During those wonderful talks I had immediately wanted to tell him of my true nature, but didn’t. The very desire to tell him surprised me. In all the years it had not happened before. So I only told him of the twenty years in St. Louis, letting him think that was where I had been raised. As the years together went by that lie became as truth between us and he never questioned me on it.
He was born in San Francisco and wanted to return there where his family had property and some wealth. I told him I was alone in the world, as was the true case, just drifting and looking for a new home. He seemed to admire that about me. But he also knew I was free to move where he wanted.
I wanted him to know that.
The day before we were to dock in Vicksburg, I mention
ed to him that I wished the boat would slow down so that our time together would last. The days and nights since meeting him had been truly magical, and in my life that was a very rare occurrence.
He had again laughed at my thought, but in a good way. Then he hugged me. “We will be together for a long time,” he had said, “but I will return in a moment.”
With that he dressed and abruptly left the cabin, leaving me surrounded by his things and his wonderful life-odor. After a short time he returned, smiling, standing over me, casting his shadow across my naked form. “Your wish is granted,” he had said. “The boat has slowed.”
I didn’t know how he had managed it, and never really asked what it had cost him. But somehow he had managed to delay the boat getting into Vicksburg by an extra day. A long wonderful extra day that turned into a wonderful marriage.
From that day forward I called him my Slowboat Man and he never seemed to tire of it.
FOUR
“Beautiful evening, isn’t it?” he said hoarsely from the bed beside me. His words yanked me from the past and back to the smell of death and antiseptic in the small nursing home room. Johnny was smiling up at me, lightly, his sunken eyes still full of the light and the mischief that I had loved so much.
“It is now,” I said, stroking him, soothing him.
He started to laugh, but instead coughed and I soothed him with a touch again.

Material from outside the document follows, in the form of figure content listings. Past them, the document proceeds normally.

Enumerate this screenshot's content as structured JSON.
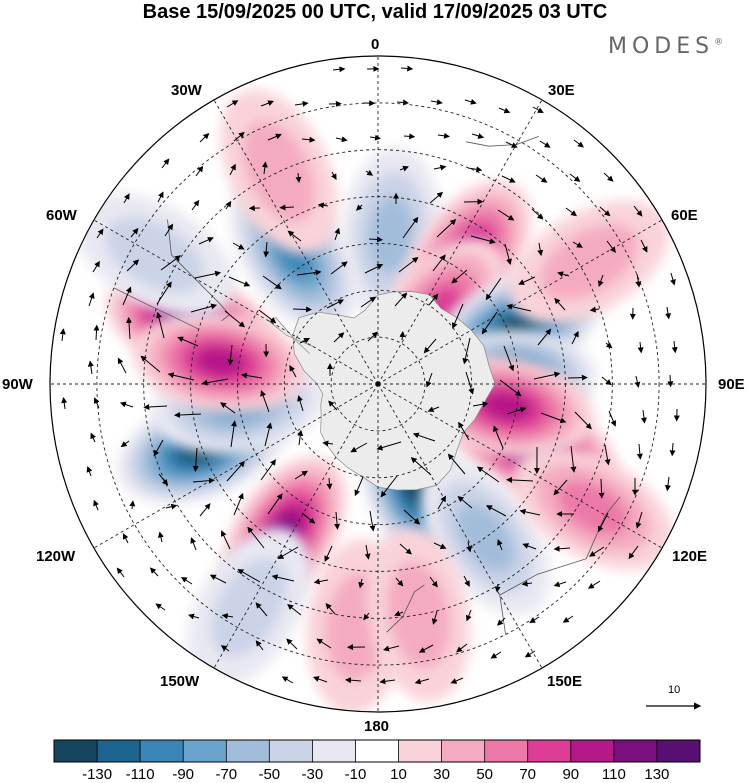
{
  "title": "Base 15/09/2025 00 UTC, valid 17/09/2025 03 UTC",
  "brand": "MODES",
  "brand_mark": "®",
  "longitude_labels": {
    "lon_0": "0",
    "lon_30e": "30E",
    "lon_60e": "60E",
    "lon_90e": "90E",
    "lon_120e": "120E",
    "lon_150e": "150E",
    "lon_180": "180",
    "lon_150w": "150W",
    "lon_120w": "120W",
    "lon_90w": "90W",
    "lon_60w": "60W",
    "lon_30w": "30W"
  },
  "reference_vector": {
    "value": "10"
  },
  "colorbar": {
    "colors": [
      "#16455f",
      "#1d6590",
      "#3a86b8",
      "#6aa3cb",
      "#a2bdda",
      "#cbd3e7",
      "#e8e8f2",
      "#ffffff",
      "#f9d3d9",
      "#f4abc1",
      "#ec79a7",
      "#dd3d96",
      "#b51887",
      "#7a0f7f",
      "#571071"
    ],
    "tick_labels": [
      "-130",
      "-110",
      "-90",
      "-70",
      "-50",
      "-30",
      "-10",
      "10",
      "30",
      "50",
      "70",
      "90",
      "110",
      "130"
    ]
  },
  "anomaly_centers": [
    {
      "lon": 5,
      "lat": -58,
      "value": -55
    },
    {
      "lon": 35,
      "lat": -57,
      "value": 95
    },
    {
      "lon": 40,
      "lat": -70,
      "value": 60
    },
    {
      "lon": -33,
      "lat": -57,
      "value": -85
    },
    {
      "lon": -25,
      "lat": -40,
      "value": 30
    },
    {
      "lon": 68,
      "lat": -58,
      "value": -120
    },
    {
      "lon": 88,
      "lat": -62,
      "value": -100
    },
    {
      "lon": 112,
      "lat": -54,
      "value": 125
    },
    {
      "lon": 100,
      "lat": -62,
      "value": 80
    },
    {
      "lon": 160,
      "lat": -67,
      "value": -125
    },
    {
      "lon": 145,
      "lat": -50,
      "value": -40
    },
    {
      "lon": -148,
      "lat": -52,
      "value": 105
    },
    {
      "lon": -110,
      "lat": -50,
      "value": -125
    },
    {
      "lon": -98,
      "lat": -60,
      "value": -70
    },
    {
      "lon": -72,
      "lat": -48,
      "value": 120
    },
    {
      "lon": -82,
      "lat": -56,
      "value": 80
    },
    {
      "lon": -175,
      "lat": -38,
      "value": 35
    },
    {
      "lon": -150,
      "lat": -35,
      "value": -30
    },
    {
      "lon": 170,
      "lat": -40,
      "value": 25
    },
    {
      "lon": 120,
      "lat": -37,
      "value": 45
    },
    {
      "lon": 60,
      "lat": -38,
      "value": 25
    },
    {
      "lon": -60,
      "lat": -35,
      "value": -20
    }
  ]
}
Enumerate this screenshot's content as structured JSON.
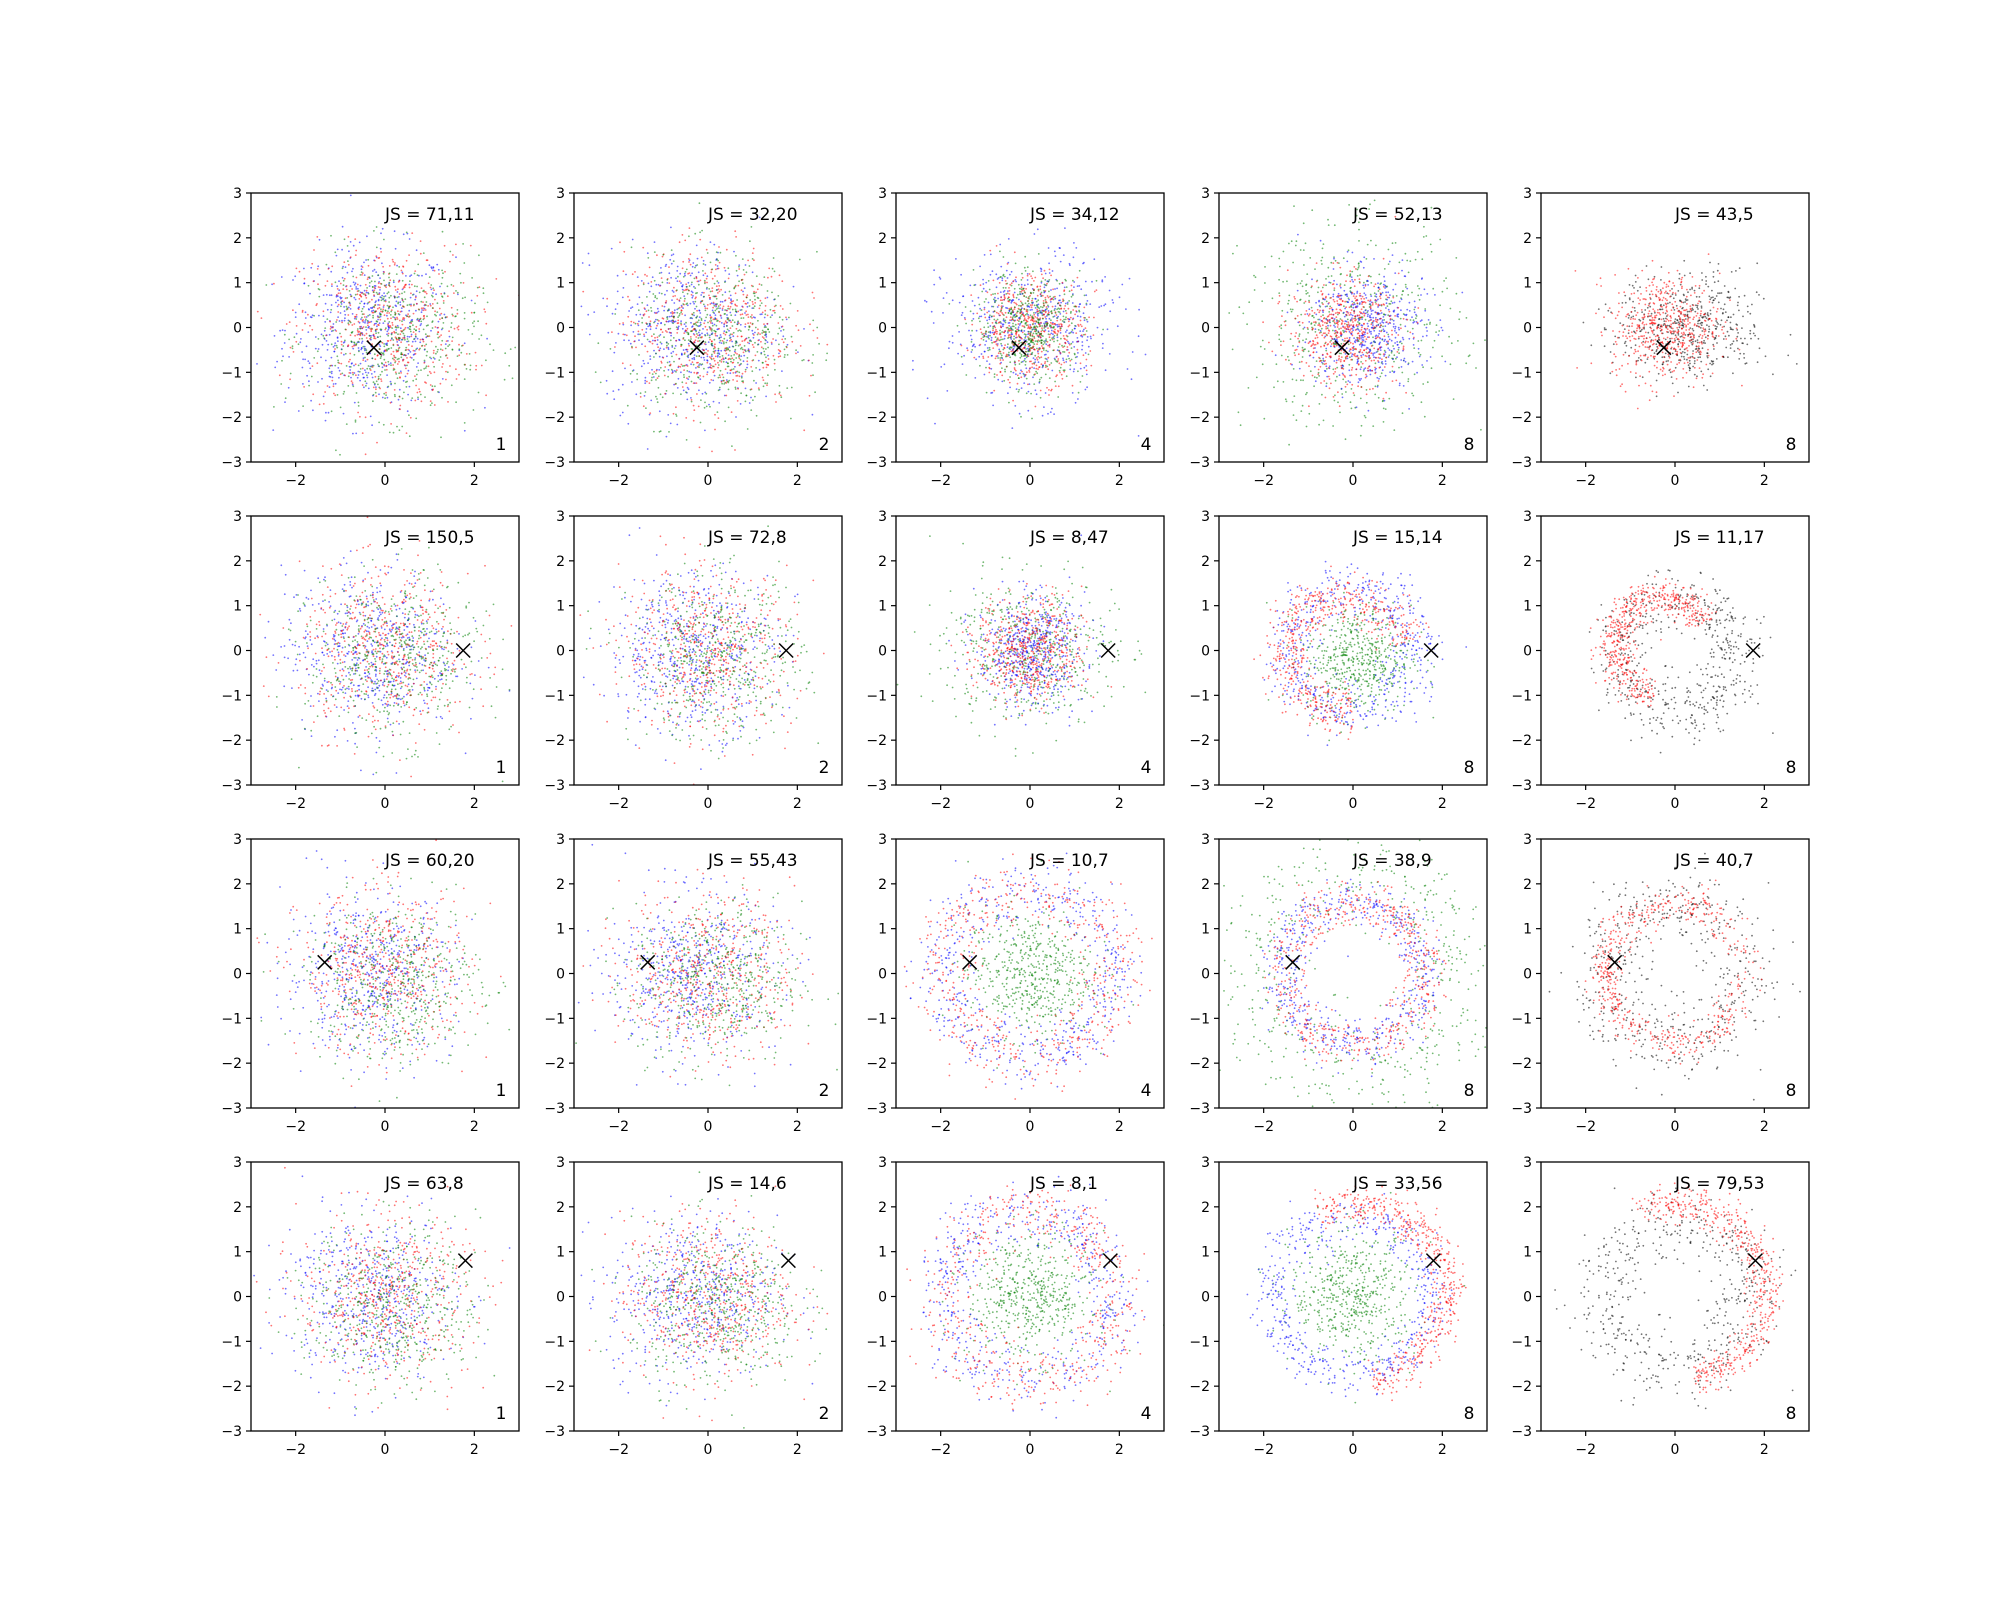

He blinked a few times, focusing on me, staring at me, touching my arm. “You are as beautiful as I remembered,” he said, his voice clearing as he used it, gaining more and more power. “I’ve missed you.”
“I’ve missed you, too,” I somehow managed to say. I could feel his weak grip on my arm.
He smiled and then his eyes closed.
I touched his forehead and again he was dozing. I sat on the bed beside him and thought back to that last time I had sat beside him on our marriage bed, almost thirty years earlier.